Prednisolone at a dose of 1 mg/kg/day (PRD) for 2 to 4 weeks is administered as front-line therapy to most adult patients with immune thrombocytopenia (ITP) who need to be treated. Recent results from 2 large single arm studies suggest high dose dexamethasone (DEX) as first-line treatment may produce a high sustained response rate. Therefore, we conducted prospective randomized trial comparing DEX with PRD as initial treatment of adult patients with newly diagnosed ITP.
We did a randomized multicentre trial based on a 1:1 design. We enrolled treatment-naïve patients, 16 years or older, with a diagnosis of ITP according to the practice guidelines of the American Society of Hematology and a platelet count of 30×109/L or less. Patients with ITP were randomly assigned to receive either DEX 40 mg/day on day 1–4 (If the platelet count dropped below 3×109/L within the first six months, another four-day course of DEX was given) or PRD 1mg/kg/day for 4 weeks. The primary object of this study was the sustained response (platelet count>30×109/L after 6 months) rate. Second objectives are response rate at 4 weeks, predictors of steroid response, and toxicity. This study is registered at http://clinicaltrials.gov as NCT00451594.
From September 2005 to December 2009, 151 adults with ITP were randomly assigned (76 patients in the DEX arm, 75 patients in the PRD arm). Overall demographics were balanced between arms; Median age 44 years old (DEX:PRD 44 years old:44 years old); 69.5% female (DEX:PRD 73.7%:65.3%); median initial platelet count 17×109/L (DEX:PRD 16×109/L:17×109/L). Of 151 enrolled patients, 117 patients (57 patients in the DEX arm, 60 patients in the PRD arm) were evaluable in terms of sustained response. Sustained response rate by intention-to-treat (ITT) and per protocol were 25.0% and 33.3% in the DEX arm, 36.0% and 45.0% in the PRD arm, respectively (p=0.33 by ITT). Eight patients in the DEX arm and 17 patients in the PRD arm had a sustained platelet counts more than100×109/L. Fifteen patients had a sustained response after a single course of DEX and 6 patients among them required no further treatment during two to four year follow up.
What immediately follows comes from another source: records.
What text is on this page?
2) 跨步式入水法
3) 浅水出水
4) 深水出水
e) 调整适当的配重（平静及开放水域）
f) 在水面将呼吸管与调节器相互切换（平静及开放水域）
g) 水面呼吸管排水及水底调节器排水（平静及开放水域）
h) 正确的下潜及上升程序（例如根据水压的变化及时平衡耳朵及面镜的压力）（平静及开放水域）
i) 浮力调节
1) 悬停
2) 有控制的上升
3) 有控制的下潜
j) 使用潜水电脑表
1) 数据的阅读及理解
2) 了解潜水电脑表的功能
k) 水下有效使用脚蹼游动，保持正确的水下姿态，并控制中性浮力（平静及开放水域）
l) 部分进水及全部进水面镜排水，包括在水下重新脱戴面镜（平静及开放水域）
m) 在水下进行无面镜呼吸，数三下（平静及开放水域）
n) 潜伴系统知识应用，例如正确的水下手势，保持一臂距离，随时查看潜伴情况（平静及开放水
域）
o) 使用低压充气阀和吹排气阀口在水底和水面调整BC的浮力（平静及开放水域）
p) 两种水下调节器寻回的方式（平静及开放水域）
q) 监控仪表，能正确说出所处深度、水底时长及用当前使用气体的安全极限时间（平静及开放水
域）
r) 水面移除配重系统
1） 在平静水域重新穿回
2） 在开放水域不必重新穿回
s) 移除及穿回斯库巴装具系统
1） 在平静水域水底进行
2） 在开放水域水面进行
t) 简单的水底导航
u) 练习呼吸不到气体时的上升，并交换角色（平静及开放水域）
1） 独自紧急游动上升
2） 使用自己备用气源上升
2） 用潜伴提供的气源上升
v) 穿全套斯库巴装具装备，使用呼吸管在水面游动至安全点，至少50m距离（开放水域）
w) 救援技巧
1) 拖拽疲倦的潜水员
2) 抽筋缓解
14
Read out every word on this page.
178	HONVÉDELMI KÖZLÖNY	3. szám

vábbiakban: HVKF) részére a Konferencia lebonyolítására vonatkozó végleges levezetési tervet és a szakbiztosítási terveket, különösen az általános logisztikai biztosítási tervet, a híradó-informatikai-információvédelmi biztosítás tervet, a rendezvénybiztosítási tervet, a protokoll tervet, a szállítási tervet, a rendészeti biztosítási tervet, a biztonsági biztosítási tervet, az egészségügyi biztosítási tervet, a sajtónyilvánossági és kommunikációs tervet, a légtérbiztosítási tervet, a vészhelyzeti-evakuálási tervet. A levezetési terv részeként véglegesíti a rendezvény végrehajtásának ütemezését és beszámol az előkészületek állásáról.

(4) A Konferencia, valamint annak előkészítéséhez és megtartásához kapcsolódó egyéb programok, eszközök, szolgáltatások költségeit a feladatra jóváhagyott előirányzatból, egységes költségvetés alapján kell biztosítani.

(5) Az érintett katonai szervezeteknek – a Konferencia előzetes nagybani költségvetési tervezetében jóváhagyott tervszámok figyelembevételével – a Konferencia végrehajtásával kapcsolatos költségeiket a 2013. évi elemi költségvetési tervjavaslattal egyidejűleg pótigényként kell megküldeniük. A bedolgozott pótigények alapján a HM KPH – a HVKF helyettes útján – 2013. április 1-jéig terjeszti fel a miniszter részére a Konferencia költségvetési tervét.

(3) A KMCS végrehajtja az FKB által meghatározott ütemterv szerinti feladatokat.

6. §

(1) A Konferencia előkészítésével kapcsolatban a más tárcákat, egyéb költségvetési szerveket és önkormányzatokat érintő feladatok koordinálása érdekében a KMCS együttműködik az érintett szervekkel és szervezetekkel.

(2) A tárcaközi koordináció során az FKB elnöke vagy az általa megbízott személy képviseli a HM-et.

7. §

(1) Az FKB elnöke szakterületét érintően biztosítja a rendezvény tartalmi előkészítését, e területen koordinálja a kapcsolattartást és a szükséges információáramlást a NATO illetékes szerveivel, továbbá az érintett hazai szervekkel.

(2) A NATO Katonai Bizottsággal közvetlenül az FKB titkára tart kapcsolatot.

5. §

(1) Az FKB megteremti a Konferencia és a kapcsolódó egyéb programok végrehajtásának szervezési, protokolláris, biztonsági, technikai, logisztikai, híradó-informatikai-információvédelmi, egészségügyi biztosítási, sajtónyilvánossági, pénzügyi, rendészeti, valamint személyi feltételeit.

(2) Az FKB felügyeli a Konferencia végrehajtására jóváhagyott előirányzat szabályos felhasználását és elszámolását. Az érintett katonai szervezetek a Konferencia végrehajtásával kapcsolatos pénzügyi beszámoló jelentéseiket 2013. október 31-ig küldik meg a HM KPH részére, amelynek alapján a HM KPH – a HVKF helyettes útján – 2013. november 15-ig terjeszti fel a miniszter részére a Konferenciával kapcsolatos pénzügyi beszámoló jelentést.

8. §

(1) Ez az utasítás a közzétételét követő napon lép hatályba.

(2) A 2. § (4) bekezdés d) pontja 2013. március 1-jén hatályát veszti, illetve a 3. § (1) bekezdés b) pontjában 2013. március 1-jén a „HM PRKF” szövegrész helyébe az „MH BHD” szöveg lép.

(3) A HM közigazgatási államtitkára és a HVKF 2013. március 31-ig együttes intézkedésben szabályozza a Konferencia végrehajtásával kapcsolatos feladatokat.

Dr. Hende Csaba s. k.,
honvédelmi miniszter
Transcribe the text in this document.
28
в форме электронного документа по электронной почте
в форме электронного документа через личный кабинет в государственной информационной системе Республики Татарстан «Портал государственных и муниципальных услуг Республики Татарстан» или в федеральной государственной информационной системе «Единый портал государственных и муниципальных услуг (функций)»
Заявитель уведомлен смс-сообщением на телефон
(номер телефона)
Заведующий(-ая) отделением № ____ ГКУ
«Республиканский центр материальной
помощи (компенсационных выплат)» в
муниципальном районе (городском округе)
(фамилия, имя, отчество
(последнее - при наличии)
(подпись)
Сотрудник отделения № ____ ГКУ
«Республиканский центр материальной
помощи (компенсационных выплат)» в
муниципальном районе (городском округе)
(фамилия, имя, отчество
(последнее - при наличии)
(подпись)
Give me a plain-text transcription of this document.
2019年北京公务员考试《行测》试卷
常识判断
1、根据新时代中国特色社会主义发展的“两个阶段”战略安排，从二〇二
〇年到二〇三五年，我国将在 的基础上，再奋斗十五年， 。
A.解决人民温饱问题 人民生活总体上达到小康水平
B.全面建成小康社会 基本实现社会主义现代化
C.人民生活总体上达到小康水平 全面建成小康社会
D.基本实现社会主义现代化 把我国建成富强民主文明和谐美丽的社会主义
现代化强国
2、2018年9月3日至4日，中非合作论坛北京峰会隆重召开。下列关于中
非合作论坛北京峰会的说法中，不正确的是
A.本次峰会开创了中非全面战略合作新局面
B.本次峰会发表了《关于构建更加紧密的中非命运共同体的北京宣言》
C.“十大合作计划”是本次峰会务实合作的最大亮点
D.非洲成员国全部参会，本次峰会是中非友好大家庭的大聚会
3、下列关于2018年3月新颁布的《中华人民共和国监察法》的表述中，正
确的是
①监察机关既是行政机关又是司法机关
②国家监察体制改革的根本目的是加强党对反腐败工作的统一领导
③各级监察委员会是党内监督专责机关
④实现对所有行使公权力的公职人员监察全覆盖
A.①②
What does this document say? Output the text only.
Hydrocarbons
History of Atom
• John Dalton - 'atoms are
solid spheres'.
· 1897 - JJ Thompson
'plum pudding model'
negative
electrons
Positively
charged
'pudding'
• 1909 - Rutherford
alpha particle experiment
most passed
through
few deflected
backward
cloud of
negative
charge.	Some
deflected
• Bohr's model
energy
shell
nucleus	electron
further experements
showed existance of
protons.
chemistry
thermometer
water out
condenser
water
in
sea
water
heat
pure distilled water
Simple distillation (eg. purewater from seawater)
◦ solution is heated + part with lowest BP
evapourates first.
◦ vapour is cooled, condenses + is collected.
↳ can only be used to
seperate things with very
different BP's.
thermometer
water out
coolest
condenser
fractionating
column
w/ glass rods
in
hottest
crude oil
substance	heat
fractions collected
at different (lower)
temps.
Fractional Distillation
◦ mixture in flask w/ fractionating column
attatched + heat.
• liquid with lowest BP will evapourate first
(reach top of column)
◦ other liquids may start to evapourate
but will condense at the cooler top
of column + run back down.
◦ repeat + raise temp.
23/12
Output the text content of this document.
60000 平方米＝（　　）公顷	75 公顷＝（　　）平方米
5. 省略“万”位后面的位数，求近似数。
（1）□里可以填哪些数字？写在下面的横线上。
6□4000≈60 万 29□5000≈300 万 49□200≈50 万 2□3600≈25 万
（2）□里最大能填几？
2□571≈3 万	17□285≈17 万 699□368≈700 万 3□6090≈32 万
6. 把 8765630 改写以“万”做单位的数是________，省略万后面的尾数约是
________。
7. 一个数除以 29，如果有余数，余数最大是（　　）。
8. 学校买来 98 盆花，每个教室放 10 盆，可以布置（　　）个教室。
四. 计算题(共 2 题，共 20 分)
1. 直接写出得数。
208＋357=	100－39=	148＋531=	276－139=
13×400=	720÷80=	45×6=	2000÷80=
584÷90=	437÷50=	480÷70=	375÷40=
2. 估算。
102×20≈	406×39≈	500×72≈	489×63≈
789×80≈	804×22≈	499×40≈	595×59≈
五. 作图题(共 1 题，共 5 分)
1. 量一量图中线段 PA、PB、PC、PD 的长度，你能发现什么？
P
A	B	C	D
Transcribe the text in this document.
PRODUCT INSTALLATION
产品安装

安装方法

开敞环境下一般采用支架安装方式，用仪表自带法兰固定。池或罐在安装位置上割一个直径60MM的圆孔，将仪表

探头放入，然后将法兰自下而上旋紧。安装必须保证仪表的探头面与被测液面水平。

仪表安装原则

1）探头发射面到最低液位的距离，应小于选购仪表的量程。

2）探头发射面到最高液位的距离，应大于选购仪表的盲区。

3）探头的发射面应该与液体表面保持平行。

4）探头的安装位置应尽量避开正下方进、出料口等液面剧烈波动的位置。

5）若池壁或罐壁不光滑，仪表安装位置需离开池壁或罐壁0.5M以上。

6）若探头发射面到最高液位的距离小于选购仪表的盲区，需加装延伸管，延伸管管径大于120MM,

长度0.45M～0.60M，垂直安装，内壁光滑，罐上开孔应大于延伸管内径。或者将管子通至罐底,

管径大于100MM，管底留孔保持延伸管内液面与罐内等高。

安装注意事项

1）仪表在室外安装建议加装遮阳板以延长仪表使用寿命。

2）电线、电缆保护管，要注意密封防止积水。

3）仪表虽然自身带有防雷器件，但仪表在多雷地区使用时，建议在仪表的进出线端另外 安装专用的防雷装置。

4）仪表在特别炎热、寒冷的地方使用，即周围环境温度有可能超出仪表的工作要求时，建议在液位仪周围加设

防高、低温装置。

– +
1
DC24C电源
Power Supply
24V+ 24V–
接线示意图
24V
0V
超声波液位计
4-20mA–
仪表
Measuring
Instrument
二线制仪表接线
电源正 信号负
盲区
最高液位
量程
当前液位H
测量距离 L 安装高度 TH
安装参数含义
Median time to relapse in patients who had a sustained response was 1320 days and 1140 days, respectively. The response rate at day 28 was 68.2% in the DEX arm and 81.2% in the PRD arm. Pre-treatment platelet count was higher in patients who achieved sustained response (responder vs. non-responder: 17.1±7.8×109/L vs. 15.9±8.9×109/L). Eleven patients in the DEX arm and 8 patients in the PRD arm received splenectomy. Both treatments were well tolerated. Three patients represented side effects that were severe enough to discontinue the treatment in the PRD arm, including pneumonia (1), hyperglycemia (1), and myalgia (1). Six patients receiving DEX and 5 patients receiving PRD had G3 or more hyperglycemia.
One or two courses of DEX were not more effective than PRD in adults with ITP. However, 19.7% of adult ITP had a sustained response with a single course of DEX. Initial treatment with DEX could be useful for identifying patients who may not require prolonged steroid treatment.
No relevant conflicts of interest to declare.